Ну, папочка, здесь ты меня окончательно изумил! Ты всегда говорил о своих родителях с такой благоговейностью, что я просто оседал от скуки. А раз и ты мог сорваться на грубость, значит, я могу любить тебя как равного! А не чтить как совершенство, тайно выискивая несовершенства. Но где же ты сам, наконец? Мне столько нужно тебе сказать!
Я погасил настольный прожектор и, встав со стула, обратил взгляд в непроглядную тьму. Когда глаз начал кое-что различать, я увидел силуэт отца на своей кровати. Задохнувшись от радости, я шагнул к нему, и он тоже приподнялся мне навстречу.
Это была моя собственная тень, сотворенная июньскими золотыми небесами. В которых тянулись несколько подсвеченных адским пламенем тучек, разлохматившихся словно отцовская борода той последней поры, когда он начал преображаться в сионского мудреца.
А за окном меня встретила колючая проволока…
Такими, стало быть, суровыми средствами отгородился от нашего двора соседский банк “Санкт-Ленинград”, на днях повесивший третью гробовую доску: в их кассовом зале выступал Иван Алексеевич Бунин. Всем хочется аристократической родословной…
Значит, и потомки Волчека клюнут на этот крючок. Это, папочка, я тебе обещаю!
Но расплакавшийся дед Аврум — этой занозе еще предстояло долго нарывать: ведь всей своей кряхтящей согбенностью он вечно выражал одну лишь усталую примиренность со всеми прошлыми и будущими испытаниями. И сам отец бесконечно изводил меня его еврейской мудростью: мы маленький народ, мы должны терпеть, терпеть, терпеть…
Но вот же и он не утерпел.
Вскоре у Волчека появились самые достоверные сведения о моем участии вконтрреволюционной(и через десятки лет пробирает мороз) организации.

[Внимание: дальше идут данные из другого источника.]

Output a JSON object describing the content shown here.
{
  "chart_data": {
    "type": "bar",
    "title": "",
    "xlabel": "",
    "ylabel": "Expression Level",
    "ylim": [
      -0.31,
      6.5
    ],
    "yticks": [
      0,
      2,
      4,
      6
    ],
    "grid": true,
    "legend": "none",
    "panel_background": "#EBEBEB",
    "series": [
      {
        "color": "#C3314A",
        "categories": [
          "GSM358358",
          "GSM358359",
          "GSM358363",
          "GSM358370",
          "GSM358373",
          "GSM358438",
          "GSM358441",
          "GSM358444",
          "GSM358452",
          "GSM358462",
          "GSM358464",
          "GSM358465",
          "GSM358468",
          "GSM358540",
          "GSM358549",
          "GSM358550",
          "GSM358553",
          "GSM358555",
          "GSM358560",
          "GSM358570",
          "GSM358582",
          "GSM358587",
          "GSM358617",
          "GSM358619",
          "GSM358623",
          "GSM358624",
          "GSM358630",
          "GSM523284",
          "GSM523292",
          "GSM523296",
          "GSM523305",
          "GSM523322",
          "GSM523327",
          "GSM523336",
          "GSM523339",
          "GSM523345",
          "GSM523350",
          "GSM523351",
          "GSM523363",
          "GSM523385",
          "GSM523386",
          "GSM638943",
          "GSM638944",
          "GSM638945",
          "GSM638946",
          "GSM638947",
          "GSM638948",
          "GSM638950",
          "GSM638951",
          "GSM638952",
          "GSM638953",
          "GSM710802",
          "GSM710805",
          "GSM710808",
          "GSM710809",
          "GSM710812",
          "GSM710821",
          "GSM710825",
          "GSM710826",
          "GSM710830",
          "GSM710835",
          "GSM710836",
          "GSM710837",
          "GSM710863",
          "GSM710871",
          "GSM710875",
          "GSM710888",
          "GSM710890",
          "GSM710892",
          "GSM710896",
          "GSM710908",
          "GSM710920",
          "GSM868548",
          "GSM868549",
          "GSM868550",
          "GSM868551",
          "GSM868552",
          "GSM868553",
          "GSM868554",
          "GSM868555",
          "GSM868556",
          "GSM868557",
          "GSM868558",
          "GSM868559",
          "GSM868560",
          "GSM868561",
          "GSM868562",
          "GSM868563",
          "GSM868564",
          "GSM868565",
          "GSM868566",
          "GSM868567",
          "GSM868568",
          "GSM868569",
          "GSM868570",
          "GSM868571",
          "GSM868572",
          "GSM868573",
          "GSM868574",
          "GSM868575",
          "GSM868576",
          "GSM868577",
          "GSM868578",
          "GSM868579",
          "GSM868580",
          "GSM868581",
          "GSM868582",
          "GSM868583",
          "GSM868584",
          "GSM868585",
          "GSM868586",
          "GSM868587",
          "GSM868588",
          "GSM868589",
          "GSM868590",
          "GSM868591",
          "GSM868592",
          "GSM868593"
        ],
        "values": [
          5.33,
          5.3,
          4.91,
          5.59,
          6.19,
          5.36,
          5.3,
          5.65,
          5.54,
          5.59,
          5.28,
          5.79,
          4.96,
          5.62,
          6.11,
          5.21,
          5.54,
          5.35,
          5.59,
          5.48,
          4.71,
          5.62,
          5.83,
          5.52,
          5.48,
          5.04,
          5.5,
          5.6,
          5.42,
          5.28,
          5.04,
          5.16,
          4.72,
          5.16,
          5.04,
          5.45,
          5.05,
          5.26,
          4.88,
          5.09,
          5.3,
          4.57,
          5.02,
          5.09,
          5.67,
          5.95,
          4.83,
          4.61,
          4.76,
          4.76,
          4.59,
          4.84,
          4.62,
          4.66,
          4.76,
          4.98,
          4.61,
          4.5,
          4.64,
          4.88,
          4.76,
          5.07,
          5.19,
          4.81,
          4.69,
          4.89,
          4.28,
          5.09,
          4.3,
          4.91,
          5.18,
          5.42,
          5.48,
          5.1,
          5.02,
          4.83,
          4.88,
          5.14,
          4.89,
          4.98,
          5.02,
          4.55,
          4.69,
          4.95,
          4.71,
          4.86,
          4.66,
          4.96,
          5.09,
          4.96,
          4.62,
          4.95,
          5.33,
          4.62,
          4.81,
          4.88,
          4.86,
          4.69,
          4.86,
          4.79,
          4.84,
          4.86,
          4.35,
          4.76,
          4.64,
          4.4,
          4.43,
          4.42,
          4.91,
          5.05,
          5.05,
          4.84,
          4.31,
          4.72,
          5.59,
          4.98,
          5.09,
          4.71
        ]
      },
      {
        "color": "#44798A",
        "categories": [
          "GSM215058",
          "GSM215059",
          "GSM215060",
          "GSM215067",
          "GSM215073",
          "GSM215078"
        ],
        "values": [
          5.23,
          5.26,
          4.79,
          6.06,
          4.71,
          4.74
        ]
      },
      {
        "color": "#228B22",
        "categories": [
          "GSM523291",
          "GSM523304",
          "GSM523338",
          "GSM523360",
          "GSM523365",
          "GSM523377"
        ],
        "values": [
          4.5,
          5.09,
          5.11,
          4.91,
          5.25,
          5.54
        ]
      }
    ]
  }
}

Об этом ему поведал профессор нашей кафедры Лозовик, читавший историю Древнего мира, — добродушный человек, далекий от политики, носивший прозвище Перикл. Но так как я оставался глух к советам Волчека не ухудшать свое положение, то из чистой любезности он принялся мне подсказывать: в деканате по утрам Лозовик, с 1904 года член партии меньшевиков, притворно порвавший с нею в 1918 году, вел со мной контрреволюционные разговоры и таким путем вовлек меня в контрреволюционную меньшевистско-троцкистскую организацию. По его поручению я должен был создать боевую террористическую организацию для убийства Косиора и Постышева и с поручением справился — далее в списке шли мои друзья и коллеги.
Через тридцать с лишним лет наша родственница, бывшая монашенка, Мария Ивановна Ковальчук, она же баба Маня, рассказывала нам анекдот-быль в том же духе. В 1937 году арестовали, а затем уничтожили весь монастырь. Мария Ивановна, на ее счастье, в это время была у больной своей матери, а позже ей передавали о допросе восьмидесятилетней монахини Доманьи: “Вы в подполье работали”. — “Никогда я в подполье не спускалась, старая я. А за картошкой Паша лазила, она моложе”.
Баба Маня и в свои за девяносто не дожила до отрешенности: ее бессмертие всегда было при ней. Перестреляли всех ее сестер — так при Ироде и не такое бывало. Скрюченная, словно вырезанная из корневища каким-нибудь Коненковым или Эрьзей, улыбаясь, она вспыхивала юной радостью. Такая улыбка на твоем лице, папочка, всплывает у меня только из самой детской памяти…
Когда же ты потерял эту улыбку?!.
Такое обвинение меня просто повеселило — Лозовик террорист! Этакий Савинков! Вот посмешу друзей!